International Journal of Computer Applications |
Foundation of Computer Science (FCS), NY, USA |
Volume 186 - Number 37 |
Year of Publication: 2024 |
Authors: Purnima Chandrasekar, Shailendra Pratap Shastri |
10.5120/ijca2024923947 |
Purnima Chandrasekar, Shailendra Pratap Shastri . Step-by-step Approach to Automatic Speech Emotion Recognition. International Journal of Computer Applications. 186, 37 ( Aug 2024), 37-43. DOI=10.5120/ijca2024923947
Humans use emotions to express themselves naturally either through facial expressions or through speech. Emotions play an important role in influencing the decision-making capability of human beings as human mind is influenced by personal experiences as well as physiological, communicative and behavioral reaction to external stimulus.
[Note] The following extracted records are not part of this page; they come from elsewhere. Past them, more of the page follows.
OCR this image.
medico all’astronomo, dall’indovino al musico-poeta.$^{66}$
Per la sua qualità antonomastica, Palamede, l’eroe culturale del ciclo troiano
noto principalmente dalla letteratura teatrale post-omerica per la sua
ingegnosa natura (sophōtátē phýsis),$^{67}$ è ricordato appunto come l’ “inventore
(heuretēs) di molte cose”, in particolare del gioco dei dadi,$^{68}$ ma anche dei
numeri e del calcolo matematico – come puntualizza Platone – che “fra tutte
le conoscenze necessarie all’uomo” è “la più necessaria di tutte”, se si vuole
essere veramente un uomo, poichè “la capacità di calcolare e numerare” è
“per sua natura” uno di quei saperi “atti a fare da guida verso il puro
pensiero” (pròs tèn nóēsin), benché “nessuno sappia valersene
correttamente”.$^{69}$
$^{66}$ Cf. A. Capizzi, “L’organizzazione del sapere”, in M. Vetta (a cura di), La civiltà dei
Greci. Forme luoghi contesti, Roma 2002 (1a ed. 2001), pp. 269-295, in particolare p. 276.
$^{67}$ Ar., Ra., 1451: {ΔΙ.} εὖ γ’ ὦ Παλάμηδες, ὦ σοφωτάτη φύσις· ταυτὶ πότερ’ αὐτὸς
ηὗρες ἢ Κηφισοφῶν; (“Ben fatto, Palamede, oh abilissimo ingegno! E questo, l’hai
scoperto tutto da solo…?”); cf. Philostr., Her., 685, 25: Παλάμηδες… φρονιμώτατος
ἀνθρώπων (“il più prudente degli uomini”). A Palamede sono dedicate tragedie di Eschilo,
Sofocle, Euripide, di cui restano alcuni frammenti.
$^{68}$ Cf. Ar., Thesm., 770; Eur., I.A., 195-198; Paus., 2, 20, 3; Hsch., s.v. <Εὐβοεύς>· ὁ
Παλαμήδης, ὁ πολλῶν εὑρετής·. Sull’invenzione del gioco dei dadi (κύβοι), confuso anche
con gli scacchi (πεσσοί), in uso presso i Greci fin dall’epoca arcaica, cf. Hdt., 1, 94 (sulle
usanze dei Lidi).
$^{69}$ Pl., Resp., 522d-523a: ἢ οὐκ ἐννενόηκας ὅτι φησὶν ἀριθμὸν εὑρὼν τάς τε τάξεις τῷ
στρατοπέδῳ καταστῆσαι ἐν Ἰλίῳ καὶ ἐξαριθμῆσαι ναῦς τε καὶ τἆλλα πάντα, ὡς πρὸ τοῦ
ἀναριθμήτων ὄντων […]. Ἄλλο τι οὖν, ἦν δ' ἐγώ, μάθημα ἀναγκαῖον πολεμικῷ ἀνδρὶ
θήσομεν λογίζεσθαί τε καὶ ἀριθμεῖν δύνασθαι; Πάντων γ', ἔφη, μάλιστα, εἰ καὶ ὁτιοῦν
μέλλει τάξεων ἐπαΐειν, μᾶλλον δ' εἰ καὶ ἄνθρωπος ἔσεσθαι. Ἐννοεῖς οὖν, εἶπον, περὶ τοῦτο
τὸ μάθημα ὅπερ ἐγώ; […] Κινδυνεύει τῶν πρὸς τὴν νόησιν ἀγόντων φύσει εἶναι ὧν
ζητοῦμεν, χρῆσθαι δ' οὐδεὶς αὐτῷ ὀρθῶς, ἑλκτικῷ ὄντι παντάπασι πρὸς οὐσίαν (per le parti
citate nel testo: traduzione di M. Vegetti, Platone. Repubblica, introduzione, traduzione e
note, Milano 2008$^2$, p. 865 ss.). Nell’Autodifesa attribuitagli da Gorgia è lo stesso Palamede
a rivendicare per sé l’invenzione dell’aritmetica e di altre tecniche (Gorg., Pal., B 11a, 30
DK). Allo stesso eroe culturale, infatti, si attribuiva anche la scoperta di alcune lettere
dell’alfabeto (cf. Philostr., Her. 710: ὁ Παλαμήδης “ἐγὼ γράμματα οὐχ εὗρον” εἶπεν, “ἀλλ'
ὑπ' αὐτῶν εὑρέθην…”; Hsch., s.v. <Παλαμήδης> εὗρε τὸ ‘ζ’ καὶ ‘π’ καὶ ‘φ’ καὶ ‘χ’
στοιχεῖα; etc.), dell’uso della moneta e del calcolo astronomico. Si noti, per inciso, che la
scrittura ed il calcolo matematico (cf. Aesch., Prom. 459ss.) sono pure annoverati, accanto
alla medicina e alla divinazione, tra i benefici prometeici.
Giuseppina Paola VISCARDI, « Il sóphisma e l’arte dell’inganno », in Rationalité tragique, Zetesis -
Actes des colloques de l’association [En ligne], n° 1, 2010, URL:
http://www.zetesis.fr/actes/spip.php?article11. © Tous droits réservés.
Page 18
While considering emotions displayed through speech, one needs to understand that a speech signal not only conveys the emotional state of the speaker which is visible from the intent of the message as well as the gender of the person and the language spoken. While an effective communication between humans through speech ensures exchange of right amount of ideas, messages and perceptions, interaction between human and machine with the same intent becomes challenging as a machine is expected to mimic the mechanism of human perception. Automatic Speech Emotion recognition (ASER) systems has found usefulness in several applications viz. healthcare, counseling, call center communication etc. Primary to this system are three basic components viz. creation of emotional speech corpus, extraction of features relevant to emotion detection and classification of emotion in the test speech using appropriate classifiers. This paper surveys extensively the prominent features extracted, several dimension reduction techniques and classifiers commonly used in recent times. It also throws light on the concept of auto encoders being used in recent times in the process of ASER.